Scientists say bees — crucial to pollinate many crops — have been hurt by a combination of declining nutrition, mites, disease, and pesticides. The federal plan is an “all hands on deck” strategy that calls on everyone from federal bureaucrats to citizens to do what they can to save bees, which provide more than $15 billion in value to the U.S. economy, according to White House science adviser John Holdren.

“Pollinators are struggling,” Holdren said in a blog post, citing a new federal survey that found beekeepers lost more than 40 percent of their colonies last year, although they later recovered by dividing surviving hives. He also said the number of monarch butterflies that spend the winter in Mexico’s forests is down by 90 percent or more over the past two decades, so the U.S. government is working with Mexico to expand monarch habitat in the southern part of that country.

The plan calls for restoring 7 million acres (2.8 million hectares) of bee habitat in the next five years. Numerous federal agencies will have to find ways to grow plants on federal lands that are more varied and better for bees to eat because scientists have worried that large land tracts that grow only one crop have hurt bee nutrition.

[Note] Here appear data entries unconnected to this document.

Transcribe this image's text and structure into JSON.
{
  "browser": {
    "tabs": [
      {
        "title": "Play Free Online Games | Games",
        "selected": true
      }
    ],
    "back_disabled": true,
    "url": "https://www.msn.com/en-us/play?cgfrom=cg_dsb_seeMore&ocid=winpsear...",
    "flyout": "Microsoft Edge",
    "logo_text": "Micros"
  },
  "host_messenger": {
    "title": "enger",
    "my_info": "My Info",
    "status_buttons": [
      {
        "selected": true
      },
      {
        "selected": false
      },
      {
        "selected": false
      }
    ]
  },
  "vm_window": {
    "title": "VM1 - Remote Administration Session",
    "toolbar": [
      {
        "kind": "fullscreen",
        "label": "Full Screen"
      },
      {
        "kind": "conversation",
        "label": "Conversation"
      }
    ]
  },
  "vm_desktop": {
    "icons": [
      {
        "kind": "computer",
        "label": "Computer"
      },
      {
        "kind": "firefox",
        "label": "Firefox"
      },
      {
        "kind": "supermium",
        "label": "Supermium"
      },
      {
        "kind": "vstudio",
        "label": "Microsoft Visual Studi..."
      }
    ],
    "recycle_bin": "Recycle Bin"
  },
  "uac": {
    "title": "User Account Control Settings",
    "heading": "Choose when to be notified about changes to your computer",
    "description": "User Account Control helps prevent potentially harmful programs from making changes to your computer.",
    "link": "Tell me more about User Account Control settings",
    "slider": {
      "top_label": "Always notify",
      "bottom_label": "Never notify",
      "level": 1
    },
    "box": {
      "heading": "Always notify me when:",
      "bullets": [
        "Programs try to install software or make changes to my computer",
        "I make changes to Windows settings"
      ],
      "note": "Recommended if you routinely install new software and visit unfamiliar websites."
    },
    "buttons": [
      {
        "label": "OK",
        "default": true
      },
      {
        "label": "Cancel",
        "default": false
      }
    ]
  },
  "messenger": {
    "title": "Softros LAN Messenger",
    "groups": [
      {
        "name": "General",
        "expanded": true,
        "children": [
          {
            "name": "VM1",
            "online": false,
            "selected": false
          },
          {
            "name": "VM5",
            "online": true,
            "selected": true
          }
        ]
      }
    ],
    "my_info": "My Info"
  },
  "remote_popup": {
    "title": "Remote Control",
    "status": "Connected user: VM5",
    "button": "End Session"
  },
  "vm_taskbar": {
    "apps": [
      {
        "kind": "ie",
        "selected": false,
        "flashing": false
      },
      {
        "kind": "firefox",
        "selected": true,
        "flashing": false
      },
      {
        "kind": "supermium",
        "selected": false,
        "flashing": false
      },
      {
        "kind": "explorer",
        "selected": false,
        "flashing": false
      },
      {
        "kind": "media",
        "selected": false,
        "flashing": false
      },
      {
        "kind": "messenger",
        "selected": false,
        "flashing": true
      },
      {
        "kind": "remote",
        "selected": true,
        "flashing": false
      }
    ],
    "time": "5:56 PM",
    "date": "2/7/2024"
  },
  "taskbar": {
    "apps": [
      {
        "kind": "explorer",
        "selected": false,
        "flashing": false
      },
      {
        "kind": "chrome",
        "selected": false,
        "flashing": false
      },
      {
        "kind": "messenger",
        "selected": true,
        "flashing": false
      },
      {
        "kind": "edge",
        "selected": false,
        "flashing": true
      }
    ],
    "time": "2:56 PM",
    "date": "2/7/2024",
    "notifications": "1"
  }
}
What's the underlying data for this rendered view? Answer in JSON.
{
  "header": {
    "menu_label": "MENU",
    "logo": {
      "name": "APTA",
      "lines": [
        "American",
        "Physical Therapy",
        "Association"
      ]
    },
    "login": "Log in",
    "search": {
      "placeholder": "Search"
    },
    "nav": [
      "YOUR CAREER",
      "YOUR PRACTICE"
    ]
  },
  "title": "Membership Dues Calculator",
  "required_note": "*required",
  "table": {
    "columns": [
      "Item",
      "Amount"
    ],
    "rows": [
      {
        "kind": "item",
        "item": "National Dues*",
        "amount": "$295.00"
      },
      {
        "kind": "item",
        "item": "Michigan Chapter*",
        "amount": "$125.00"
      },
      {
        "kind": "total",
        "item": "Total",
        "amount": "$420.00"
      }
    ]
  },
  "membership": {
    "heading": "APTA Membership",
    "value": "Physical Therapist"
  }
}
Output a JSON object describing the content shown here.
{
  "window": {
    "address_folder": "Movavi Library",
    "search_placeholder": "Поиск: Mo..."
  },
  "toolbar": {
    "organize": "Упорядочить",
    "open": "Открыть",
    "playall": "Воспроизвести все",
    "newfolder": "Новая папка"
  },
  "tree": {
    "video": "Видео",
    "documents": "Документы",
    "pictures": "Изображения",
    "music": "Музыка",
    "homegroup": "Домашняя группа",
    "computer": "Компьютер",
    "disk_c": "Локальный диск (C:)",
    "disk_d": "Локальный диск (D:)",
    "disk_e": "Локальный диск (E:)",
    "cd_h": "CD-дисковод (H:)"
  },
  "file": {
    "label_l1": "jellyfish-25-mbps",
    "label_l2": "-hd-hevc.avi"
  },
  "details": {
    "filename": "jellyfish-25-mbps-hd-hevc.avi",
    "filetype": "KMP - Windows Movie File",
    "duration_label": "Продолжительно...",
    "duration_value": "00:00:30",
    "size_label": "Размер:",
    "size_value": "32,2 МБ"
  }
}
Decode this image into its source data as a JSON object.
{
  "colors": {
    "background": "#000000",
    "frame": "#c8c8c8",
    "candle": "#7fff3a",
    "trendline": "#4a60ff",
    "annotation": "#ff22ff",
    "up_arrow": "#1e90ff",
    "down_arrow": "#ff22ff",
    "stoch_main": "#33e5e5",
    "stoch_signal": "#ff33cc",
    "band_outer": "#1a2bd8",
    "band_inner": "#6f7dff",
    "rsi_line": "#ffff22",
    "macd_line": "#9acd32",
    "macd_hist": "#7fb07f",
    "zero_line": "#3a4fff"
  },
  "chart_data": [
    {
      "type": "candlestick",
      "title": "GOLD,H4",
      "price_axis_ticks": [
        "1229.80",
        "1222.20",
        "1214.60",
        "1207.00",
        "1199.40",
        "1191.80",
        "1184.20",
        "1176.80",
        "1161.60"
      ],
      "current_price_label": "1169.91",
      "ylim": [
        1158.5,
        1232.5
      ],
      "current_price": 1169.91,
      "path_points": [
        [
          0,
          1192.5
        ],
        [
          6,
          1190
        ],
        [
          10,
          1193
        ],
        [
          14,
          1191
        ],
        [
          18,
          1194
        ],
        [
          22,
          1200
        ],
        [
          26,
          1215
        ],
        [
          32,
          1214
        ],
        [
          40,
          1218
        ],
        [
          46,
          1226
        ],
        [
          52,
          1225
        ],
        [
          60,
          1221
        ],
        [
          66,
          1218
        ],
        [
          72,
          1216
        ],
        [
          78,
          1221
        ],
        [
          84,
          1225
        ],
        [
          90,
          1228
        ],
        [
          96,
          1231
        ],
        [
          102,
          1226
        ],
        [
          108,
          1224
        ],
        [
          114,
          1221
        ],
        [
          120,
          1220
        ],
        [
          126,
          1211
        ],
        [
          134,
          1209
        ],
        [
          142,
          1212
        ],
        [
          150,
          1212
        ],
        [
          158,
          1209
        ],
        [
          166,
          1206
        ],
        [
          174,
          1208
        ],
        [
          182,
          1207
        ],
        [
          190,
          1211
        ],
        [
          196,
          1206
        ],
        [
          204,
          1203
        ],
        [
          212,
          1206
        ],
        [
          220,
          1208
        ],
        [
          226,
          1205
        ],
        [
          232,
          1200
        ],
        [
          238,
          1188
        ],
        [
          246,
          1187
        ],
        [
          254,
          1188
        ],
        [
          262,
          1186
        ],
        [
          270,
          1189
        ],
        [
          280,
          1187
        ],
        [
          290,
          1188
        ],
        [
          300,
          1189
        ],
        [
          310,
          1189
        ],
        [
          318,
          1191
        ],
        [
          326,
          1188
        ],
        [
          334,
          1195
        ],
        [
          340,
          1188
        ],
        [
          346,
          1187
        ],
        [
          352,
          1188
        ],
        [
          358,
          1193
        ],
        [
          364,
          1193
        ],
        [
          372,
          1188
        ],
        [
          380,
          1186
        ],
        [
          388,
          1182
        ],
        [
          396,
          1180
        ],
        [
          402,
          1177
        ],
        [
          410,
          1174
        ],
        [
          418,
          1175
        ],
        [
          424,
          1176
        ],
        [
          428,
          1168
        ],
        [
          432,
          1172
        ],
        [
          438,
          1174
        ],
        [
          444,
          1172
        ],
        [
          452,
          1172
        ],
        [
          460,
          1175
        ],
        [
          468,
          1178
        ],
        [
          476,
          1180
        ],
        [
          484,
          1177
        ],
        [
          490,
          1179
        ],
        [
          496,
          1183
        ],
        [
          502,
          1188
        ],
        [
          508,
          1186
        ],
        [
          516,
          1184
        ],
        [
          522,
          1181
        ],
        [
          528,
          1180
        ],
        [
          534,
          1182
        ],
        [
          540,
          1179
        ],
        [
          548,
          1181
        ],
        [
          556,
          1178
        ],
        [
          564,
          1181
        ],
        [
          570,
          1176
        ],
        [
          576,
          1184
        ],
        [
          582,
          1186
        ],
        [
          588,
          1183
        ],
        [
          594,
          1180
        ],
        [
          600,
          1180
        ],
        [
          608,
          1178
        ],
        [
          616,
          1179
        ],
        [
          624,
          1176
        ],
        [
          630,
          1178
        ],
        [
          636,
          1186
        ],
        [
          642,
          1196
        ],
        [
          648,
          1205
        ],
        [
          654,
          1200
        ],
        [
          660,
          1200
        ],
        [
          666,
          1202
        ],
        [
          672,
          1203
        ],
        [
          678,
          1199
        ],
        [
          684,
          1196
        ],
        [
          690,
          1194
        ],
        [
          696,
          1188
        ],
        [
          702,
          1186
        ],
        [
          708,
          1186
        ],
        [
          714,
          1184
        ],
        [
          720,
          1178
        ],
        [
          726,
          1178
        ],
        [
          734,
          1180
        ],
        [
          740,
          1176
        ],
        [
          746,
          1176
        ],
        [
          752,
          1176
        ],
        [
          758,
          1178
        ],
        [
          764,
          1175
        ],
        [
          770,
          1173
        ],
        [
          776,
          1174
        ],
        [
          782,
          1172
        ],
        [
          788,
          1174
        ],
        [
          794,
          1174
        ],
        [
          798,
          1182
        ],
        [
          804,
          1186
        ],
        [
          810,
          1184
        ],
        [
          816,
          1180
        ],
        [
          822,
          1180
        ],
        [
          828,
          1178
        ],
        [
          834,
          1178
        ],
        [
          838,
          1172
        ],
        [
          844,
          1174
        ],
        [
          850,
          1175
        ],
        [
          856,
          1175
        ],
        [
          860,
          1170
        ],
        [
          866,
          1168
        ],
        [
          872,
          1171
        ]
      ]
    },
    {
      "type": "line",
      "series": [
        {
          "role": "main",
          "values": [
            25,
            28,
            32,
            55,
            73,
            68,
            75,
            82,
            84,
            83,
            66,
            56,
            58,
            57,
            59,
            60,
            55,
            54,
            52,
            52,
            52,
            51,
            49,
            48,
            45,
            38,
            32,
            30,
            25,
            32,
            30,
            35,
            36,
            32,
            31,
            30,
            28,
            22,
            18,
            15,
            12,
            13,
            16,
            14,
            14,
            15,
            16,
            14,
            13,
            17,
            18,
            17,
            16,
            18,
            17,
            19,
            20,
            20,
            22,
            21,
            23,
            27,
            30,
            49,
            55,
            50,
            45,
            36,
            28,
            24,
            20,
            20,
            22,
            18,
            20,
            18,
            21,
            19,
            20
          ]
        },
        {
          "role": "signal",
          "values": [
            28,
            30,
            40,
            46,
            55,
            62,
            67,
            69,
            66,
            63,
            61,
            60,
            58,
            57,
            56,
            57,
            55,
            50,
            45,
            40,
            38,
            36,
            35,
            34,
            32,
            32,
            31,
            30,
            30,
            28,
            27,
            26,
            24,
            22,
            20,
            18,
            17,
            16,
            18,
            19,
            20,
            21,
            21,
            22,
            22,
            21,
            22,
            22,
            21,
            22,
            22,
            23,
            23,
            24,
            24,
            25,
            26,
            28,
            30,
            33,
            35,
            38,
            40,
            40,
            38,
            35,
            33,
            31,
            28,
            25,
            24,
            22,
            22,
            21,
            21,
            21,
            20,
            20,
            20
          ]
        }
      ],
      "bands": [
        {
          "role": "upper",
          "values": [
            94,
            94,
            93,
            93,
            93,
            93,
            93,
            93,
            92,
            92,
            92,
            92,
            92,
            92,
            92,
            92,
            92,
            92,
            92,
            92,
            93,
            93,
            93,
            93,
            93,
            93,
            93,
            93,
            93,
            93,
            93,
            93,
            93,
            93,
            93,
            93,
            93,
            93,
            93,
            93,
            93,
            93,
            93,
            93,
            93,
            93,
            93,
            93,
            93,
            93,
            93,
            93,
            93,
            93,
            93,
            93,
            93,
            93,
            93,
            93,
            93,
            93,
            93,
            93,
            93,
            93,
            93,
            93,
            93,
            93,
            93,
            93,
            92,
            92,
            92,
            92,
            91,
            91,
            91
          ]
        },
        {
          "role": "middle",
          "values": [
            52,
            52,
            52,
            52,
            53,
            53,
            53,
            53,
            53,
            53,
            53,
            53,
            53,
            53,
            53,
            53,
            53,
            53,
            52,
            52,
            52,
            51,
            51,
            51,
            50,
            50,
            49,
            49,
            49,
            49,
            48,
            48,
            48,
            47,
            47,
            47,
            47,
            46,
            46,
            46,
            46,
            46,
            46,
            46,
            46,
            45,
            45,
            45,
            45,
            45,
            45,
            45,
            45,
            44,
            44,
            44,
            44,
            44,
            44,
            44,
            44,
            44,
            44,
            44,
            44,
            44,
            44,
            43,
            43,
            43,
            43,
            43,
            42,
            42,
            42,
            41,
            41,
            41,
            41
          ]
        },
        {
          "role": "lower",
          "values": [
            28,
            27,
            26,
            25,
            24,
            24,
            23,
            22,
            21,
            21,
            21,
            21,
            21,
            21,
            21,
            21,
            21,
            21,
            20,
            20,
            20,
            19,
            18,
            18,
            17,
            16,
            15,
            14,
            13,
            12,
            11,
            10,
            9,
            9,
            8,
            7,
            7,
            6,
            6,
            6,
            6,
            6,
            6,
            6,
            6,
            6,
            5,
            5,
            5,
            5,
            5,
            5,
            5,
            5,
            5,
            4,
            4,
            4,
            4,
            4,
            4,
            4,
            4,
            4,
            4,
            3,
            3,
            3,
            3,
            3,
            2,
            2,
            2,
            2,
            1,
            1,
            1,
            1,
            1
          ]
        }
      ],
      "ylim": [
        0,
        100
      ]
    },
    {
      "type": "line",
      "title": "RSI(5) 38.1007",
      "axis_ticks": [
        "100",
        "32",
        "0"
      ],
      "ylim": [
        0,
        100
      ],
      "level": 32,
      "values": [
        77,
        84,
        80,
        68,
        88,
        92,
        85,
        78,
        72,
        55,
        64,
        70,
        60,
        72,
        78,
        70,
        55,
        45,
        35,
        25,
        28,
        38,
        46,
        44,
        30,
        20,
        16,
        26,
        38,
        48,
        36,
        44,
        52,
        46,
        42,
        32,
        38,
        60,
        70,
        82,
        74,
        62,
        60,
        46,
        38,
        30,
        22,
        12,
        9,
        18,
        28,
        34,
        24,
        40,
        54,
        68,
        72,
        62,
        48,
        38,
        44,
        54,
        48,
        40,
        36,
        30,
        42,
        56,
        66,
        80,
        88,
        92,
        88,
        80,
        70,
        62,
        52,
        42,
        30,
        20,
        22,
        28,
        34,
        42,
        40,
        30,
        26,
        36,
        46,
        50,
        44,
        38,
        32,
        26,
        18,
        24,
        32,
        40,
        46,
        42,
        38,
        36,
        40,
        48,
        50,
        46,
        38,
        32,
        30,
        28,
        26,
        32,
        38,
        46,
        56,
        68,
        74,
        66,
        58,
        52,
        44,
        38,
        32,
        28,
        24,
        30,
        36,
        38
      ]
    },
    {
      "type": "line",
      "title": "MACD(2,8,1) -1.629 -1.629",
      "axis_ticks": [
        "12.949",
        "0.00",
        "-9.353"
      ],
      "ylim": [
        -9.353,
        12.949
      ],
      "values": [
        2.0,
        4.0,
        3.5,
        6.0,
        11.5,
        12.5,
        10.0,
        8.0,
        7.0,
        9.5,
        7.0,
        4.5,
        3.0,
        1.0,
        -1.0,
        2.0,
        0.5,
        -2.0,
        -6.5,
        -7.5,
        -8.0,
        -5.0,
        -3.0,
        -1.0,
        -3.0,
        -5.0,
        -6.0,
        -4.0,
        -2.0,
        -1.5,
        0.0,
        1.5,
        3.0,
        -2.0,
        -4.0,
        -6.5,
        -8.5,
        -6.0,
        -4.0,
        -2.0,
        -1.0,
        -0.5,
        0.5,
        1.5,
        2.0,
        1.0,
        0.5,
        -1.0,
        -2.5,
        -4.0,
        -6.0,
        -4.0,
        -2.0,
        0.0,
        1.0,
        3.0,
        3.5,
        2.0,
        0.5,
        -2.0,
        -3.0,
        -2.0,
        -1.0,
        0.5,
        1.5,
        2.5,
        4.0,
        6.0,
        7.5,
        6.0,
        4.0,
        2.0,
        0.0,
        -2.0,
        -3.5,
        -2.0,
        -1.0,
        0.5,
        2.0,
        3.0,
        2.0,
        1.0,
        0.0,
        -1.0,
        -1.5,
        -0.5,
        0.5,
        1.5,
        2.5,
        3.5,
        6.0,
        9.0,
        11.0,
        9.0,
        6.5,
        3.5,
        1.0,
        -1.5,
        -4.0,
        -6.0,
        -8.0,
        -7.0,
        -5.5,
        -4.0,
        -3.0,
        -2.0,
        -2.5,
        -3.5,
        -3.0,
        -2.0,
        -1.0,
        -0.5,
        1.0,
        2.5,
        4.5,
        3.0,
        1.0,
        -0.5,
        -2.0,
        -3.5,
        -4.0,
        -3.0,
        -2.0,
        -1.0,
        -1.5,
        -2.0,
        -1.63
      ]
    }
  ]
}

The administration proposes spending $82.5 million on honeybee research in the upcoming budget year, up $34 million from now.

The Environmental Protection Agency will step up studies into the safety of widely used neonicotinoid pesticides, which have been temporarily banned in Europe. It will not approve new types of uses of the pesticides until more study is done, if then, the report said.

“They are not taking bold enough action; there’s a recognition that there is a crisis,” said Lori Ann Burd, environmental health director for the advocacy group Center for Biological Diversity. She said the bees cannot wait, comparing more studies on neonicotinoids to going to a second and third mechanic when you’ve been told the brakes are shot.

“Four million Americans have called on the Obama administration to listen to the clear science demanding that immediate action be taken to suspend systemic bee-killing pesticides, including seed treatments,” Friends of the Earth food program director Lisa Archer said in statement. “Failure to address this growing crisis with a unified and meaningful federal plan will put these essential pollinators and our food supply in jeopardy.”

But CropLife America, which represents the makers of pesticides, praised the report for its “multi-pronged coordinated approach.”

The report talks of a fine line between the need for pesticides to help agriculture and the harm they can do to bees and other pollinators.

Lessening “the effects of pesticides on bees is a priority for the federal government, as both bee pollination and insect control are essential to the success of agriculture,” the report said.